The present geo-political evolution of the world has created an encounter on a massive scale of cultures and religions in all the parts of the world, but especially in our Western world.At the same time there are forces (we are tempted to speak of diabolical forces) that try to develop tensions, even wars between cultures and religions.Monks and nuns have certainly a very special role to play in this area.Not only because we are present in all the parts of the world and therefore have, as Orders and Congregations, a worldwide experience; but also – and still more – because what is at the core of our life, that is, spiritual experience, is also what is at the core of most of the great religions of the world.When it is difficult and at times impossible to dialogue at the level of philosophical and theological concepts, it is much easier to meet at the level of spiritual experience.

There is much talk nowadays about the European Constitution.Whether that Constitution is ratified or not is important but remains secondary.With or without it, Europe is painfully and gradually coming to birth.It is a movement that started some 1500 years ago and in which the monastic movement has played a very large role throughout the centuries, so much so, that Saint Benedict has been declared the Father of Europe, or the Patron of Europe.
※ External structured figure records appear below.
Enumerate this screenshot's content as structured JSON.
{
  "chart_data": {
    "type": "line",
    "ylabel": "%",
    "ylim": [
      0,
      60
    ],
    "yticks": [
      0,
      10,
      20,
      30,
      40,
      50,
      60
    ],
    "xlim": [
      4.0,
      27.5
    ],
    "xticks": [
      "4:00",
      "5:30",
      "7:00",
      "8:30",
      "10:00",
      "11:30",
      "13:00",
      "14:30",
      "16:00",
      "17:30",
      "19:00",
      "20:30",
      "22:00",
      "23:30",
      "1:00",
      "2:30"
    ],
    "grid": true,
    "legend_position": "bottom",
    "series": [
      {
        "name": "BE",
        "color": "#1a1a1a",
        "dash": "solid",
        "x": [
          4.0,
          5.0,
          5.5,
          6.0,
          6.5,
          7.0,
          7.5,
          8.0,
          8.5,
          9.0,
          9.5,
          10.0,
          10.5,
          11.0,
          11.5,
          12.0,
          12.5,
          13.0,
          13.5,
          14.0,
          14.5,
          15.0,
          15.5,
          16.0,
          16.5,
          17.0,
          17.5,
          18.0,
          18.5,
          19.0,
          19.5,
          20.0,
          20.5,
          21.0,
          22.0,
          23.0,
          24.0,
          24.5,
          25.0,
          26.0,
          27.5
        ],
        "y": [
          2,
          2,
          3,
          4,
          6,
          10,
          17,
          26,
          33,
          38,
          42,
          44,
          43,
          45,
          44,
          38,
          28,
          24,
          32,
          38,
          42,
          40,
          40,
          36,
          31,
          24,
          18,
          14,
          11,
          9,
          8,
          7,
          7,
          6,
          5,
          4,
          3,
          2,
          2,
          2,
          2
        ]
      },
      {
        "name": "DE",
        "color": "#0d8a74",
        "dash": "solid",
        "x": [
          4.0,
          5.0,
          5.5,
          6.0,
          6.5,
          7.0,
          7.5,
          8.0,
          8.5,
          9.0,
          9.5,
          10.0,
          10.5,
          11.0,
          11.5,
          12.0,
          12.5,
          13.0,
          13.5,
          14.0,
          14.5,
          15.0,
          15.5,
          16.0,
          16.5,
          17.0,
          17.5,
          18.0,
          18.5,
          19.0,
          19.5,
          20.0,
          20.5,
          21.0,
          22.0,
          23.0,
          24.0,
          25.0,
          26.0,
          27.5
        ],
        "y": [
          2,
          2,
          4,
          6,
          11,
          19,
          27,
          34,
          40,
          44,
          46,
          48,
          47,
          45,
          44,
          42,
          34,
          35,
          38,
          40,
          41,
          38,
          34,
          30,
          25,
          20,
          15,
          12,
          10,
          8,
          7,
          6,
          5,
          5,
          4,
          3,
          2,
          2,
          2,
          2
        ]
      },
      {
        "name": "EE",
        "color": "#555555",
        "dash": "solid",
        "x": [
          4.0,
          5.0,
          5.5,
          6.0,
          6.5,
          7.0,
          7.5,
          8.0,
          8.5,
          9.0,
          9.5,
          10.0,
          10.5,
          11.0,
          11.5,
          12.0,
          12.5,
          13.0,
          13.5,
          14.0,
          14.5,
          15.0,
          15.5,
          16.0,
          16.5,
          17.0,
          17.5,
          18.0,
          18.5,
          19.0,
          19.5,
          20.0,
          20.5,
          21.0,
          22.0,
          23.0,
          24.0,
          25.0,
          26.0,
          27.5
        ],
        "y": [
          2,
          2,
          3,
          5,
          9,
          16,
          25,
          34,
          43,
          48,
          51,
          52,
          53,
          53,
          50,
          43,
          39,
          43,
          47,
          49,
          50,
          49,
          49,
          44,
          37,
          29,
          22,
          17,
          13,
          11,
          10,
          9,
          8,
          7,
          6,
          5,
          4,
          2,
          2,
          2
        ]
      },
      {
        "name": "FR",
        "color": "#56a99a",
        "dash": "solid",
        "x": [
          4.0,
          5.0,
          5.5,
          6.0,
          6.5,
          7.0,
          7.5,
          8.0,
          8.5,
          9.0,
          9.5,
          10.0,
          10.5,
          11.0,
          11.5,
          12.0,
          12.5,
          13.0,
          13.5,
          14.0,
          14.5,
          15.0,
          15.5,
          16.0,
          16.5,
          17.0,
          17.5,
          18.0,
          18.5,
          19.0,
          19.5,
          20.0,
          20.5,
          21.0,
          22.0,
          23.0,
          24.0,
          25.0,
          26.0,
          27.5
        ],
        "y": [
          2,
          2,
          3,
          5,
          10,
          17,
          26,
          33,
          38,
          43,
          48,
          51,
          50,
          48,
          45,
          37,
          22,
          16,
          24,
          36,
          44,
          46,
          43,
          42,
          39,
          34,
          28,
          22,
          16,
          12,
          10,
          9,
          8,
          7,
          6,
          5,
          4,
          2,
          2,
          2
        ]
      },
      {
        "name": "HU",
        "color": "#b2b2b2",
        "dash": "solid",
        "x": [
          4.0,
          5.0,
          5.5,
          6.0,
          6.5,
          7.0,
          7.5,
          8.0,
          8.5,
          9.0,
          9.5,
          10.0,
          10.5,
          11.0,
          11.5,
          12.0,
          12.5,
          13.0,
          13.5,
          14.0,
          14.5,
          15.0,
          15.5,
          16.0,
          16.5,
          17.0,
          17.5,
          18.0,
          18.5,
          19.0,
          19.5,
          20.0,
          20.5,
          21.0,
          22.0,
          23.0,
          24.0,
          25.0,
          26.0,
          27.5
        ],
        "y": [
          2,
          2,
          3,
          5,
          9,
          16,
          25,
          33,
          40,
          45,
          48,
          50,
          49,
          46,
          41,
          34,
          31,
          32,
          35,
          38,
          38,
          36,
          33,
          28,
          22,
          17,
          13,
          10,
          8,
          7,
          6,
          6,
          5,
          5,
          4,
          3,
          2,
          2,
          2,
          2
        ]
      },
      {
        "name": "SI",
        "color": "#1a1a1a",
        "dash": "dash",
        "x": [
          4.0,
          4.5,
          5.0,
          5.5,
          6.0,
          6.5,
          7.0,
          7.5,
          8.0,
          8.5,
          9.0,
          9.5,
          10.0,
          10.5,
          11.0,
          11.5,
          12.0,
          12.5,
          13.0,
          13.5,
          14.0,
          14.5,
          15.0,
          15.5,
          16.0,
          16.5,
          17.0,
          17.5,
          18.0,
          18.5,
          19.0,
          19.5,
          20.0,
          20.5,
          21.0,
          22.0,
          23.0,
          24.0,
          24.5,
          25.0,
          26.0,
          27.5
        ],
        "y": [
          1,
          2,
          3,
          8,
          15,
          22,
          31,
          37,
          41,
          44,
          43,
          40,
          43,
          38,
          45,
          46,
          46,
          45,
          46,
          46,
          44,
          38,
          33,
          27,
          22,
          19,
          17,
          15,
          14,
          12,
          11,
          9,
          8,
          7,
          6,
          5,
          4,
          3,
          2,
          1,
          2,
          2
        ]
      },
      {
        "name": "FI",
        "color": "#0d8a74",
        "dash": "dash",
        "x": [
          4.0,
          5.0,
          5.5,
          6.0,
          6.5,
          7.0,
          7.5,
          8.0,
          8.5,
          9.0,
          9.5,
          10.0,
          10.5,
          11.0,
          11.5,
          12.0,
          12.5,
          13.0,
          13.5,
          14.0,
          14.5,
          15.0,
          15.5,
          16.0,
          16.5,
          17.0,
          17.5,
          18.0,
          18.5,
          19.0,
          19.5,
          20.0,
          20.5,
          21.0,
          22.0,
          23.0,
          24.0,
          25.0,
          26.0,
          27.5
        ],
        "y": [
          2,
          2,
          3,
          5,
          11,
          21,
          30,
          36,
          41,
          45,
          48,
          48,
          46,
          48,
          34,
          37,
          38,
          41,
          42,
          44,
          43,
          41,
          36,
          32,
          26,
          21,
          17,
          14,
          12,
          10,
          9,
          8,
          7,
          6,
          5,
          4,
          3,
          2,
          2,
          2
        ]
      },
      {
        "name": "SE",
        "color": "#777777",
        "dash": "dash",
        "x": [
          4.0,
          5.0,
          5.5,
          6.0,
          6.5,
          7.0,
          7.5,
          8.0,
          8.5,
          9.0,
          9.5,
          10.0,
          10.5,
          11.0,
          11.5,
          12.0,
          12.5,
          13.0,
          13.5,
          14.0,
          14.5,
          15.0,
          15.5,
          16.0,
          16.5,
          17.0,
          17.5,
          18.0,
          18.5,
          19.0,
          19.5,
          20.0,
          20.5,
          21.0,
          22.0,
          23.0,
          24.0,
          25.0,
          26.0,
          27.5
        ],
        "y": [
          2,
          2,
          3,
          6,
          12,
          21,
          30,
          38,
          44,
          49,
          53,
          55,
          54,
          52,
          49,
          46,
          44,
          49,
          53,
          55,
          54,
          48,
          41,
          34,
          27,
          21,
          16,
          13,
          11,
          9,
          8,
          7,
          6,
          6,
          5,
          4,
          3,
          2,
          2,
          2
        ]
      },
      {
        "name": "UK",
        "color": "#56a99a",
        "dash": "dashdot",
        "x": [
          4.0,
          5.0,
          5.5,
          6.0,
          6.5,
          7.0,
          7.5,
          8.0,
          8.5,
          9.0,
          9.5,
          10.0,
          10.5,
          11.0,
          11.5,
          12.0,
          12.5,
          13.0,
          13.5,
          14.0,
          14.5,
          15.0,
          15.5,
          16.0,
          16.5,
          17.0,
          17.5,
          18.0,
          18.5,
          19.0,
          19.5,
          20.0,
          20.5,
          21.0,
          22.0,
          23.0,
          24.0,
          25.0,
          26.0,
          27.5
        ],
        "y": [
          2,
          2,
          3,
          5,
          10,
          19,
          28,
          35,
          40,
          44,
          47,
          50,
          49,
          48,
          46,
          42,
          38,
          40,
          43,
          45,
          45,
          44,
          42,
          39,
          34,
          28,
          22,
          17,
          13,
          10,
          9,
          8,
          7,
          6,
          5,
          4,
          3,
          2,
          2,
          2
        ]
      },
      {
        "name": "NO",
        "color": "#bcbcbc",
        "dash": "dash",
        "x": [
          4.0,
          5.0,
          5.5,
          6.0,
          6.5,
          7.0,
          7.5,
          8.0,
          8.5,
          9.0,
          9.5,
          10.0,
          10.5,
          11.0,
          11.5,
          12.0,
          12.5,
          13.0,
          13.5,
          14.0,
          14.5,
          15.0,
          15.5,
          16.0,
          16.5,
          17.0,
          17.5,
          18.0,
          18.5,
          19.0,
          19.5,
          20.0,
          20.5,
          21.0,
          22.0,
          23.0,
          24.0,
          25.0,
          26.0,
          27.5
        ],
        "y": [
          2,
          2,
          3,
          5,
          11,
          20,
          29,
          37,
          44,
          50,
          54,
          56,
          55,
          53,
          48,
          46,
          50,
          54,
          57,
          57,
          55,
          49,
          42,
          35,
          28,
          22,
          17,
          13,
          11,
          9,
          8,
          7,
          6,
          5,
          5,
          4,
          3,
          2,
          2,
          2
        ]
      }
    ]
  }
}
Whether the Christian roots of Europe are mentioned in the Constitution also remains secondary. (Hans Küng, in his usual provocative manner, recently gave a talk on the Muslim roots of Europe… and he certainly had a point).What is very important is that the new Europe in the making be animated by Christian values and Christian principles.Whether this happens or not will depend on every Christian, but in a special way on the monks.

Monastic life will reshape itself according to the way in which monks and nuns will answer all these challenges and many others.